MainStreet also said that the offer is “not reasonable” after it took into consideration the offeror’s intention to maintain Mulpha Land’s listing status, as well as Teladan Kuasa’s intention not to compulsorily acquire all remaining shares if it receives acceptances of not less than nine-tenth in nominal value of the offer shares and the rights of dissenting shareholders.

“Based on the above and MainStreet’s evaluation as a whole, MainStreet is of the view that the offer is not fair and not reasonable. As such, MainStreet recommends that the holders reject the offer,” said the independent adviser.

It added that the company’s non-interested directors have concurred with its evaluation and recommendation and have given the same advice to Mulpha Land shareholders.

To recap, Mulpha Land received a mandatory takeover offer from Teladan Kuasa, a private vehicle of Datuk Fakhri Yassin Mahiaddin, to acquire Mulpha Land shares at 49.7 sen a share.

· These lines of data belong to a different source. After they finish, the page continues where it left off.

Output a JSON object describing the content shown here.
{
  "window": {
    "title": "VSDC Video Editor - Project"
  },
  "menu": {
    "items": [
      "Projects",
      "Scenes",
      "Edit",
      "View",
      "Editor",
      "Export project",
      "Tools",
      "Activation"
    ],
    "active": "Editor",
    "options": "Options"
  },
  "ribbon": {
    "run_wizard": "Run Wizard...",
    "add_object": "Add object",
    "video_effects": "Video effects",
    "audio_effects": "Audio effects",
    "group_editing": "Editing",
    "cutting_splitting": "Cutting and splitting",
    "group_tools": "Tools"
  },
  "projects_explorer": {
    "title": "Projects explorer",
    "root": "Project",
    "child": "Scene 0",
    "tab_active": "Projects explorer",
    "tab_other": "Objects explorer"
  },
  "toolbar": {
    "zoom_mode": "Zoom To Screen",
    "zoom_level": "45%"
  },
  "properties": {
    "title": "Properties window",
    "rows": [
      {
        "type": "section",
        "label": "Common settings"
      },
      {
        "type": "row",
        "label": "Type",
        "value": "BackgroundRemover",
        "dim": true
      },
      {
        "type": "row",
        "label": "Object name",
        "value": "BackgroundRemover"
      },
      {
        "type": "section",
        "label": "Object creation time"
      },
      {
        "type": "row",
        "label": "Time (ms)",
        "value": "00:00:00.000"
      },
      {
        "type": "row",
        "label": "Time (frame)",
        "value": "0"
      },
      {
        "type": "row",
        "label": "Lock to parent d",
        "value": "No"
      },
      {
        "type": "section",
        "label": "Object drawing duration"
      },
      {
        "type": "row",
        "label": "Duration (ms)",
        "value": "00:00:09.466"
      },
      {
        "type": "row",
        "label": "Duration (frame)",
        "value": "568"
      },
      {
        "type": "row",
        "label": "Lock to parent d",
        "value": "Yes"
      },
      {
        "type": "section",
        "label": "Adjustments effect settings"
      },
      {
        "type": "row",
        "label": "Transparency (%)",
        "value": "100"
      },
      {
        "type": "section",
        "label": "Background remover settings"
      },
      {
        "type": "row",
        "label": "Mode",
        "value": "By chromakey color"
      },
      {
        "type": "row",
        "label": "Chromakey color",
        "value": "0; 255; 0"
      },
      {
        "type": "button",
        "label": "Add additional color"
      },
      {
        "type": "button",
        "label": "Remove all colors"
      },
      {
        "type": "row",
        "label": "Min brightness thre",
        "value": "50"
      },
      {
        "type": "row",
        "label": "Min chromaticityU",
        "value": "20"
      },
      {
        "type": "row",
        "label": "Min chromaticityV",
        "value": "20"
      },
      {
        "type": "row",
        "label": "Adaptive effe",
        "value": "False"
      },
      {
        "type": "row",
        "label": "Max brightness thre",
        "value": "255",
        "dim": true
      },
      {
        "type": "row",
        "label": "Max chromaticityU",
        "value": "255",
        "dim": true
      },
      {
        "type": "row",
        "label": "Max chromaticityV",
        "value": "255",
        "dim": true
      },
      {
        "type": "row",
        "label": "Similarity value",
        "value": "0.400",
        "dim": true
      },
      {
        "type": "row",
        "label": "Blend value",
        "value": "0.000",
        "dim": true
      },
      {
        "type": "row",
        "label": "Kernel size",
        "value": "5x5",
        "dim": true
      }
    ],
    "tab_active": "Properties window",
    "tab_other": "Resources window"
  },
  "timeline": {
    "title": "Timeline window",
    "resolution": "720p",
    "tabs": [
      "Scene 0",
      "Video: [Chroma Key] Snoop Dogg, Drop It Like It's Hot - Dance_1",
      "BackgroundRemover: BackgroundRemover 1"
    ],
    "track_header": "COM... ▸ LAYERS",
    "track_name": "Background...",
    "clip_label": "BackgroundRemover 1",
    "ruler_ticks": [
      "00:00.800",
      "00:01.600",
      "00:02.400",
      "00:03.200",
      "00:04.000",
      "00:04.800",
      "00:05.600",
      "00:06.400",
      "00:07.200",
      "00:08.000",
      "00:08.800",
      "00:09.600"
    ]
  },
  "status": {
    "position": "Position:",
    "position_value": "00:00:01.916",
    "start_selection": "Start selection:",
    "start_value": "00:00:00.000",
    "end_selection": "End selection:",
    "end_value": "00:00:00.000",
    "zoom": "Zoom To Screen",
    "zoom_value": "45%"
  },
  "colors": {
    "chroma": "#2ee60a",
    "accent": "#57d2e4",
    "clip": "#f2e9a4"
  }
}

The offer came after Teladan Kuasa exercised a call option to acquire 75 million option shares. This represents up to 32.85% equity interest in Mulpha Land.

Upon completion of the call option, the aggregate equity interest of Teladan Kuasa, Ketapang Capital Sdn Bhd and Fakhri, who are ultimate offerors and persons acting in concert with them, would reach 50.38% of Mulpha Land shares.

This call option exercise is expected to be completed in March 26, 2015.

(Note: The Edge Research's fundamental score reflects a company’s profitability and balance sheet strength, calculated based on historical numbers. The valuation score determines if a stock is attractively valued or not, also based on historical numbers. A score of 3 suggests strong fundamentals and attractive valuations.)